Ingredients:
4 medium potatoes, peeled and diced
2 tablespoons olive oil
1 medium onion, finely chopped
2 cloves garlic, minced
5 cups fresh spinach, roughly chopped
4 large eggs
Salt and freshly ground black pepper, to taste
Optional: ½ cup shredded cheese (such as cheddar or feta)
Instructions:
1. Prepare the Potatoes:
Place the diced potatoes in a pot of salted water. Bring to a boil and cook until tender, about 10 minutes. Drain and set aside.
2. Sauté Aromatics:
In a large skillet, heat the olive oil over medium heat. Add the chopped onion and cook until translucent, approximately 5 minutes.
Add the minced garlic and cook for an additional minute, stirring frequently to prevent burning.
3. Combine Spinach and Potatoes:
Add the chopped spinach to the skillet. Cook until wilted, stirring occasionally, about 3 minutes.
Gently fold in the cooked potatoes. Season with salt and freshly ground black pepper to taste.
4. Add Eggs:
Create four small wells in the potato-spinach mixture. Crack one egg into each well.
Reduce the heat to low, cover the skillet, and cook until the egg whites are set but the yolks remain runny, approximately 5 minutes. For firmer yolks, cook a bit longer.
5. Optional – Add Cheese:
If using shredded cheese, sprinkle it over the top of the dish during the last minute of cooking.
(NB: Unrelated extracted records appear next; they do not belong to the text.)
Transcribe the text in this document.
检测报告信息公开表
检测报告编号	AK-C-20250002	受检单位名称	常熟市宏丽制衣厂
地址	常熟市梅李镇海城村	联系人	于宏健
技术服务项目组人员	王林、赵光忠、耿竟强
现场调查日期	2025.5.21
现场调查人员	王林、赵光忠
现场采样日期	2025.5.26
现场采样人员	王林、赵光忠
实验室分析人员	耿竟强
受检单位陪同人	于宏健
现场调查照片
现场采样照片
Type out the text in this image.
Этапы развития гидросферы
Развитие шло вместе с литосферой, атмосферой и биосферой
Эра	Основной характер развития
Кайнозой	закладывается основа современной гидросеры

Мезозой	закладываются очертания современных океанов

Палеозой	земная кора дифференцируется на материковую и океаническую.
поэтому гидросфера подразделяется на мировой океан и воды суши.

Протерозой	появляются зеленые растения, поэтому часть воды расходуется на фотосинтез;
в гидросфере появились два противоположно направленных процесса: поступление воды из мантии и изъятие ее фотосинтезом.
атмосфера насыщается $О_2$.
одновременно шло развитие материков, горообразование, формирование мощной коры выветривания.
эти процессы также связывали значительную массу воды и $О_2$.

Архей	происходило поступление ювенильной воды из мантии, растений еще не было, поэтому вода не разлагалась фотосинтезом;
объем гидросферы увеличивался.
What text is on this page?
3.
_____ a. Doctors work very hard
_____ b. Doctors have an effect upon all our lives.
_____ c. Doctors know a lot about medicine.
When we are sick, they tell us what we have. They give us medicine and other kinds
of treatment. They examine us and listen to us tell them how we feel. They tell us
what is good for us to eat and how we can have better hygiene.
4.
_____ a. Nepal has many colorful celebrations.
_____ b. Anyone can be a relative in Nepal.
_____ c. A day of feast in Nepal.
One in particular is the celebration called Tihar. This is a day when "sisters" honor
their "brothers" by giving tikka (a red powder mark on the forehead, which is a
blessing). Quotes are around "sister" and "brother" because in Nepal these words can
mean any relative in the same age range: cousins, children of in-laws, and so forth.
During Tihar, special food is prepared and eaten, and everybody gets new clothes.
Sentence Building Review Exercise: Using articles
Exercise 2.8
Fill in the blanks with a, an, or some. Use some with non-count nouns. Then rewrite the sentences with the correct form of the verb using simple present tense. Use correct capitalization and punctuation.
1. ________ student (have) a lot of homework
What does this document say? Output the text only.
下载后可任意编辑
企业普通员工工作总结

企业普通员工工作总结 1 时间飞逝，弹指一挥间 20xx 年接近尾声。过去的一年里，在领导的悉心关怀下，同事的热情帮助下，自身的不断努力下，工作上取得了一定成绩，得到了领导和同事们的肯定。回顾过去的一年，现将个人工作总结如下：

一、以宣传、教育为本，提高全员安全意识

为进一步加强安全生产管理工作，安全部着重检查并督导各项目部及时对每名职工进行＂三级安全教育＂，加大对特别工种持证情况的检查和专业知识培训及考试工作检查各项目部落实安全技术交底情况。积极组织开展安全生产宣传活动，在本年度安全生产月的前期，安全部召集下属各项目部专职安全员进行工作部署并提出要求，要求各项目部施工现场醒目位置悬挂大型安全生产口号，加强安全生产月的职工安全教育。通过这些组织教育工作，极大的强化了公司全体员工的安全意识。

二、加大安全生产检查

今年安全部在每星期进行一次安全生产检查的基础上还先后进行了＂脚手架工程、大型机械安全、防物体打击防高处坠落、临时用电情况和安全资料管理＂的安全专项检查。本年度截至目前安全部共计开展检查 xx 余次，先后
Cover to allow the cheese to melt.
6. Serve:
Once the eggs are cooked to your liking, remove the skillet from heat. Serve warm, garnished with additional black pepper if desired.
Variations:
Herbs: Enhance the flavor by adding fresh herbs such as parsley, dill, or chives during the final stages of cooking.
Spices: Introduce a pinch of red pepper flakes or smoked paprika for a subtle kick.
Additional Vegetables: Incorporate bell peppers, mushrooms, or tomatoes for added texture and flavor.
This dish offers a delightful combination of tender potatoes, nutritious spinach, and perfectly cooked eggs, making it a satisfying meal suitable for any time of day. Enjoy!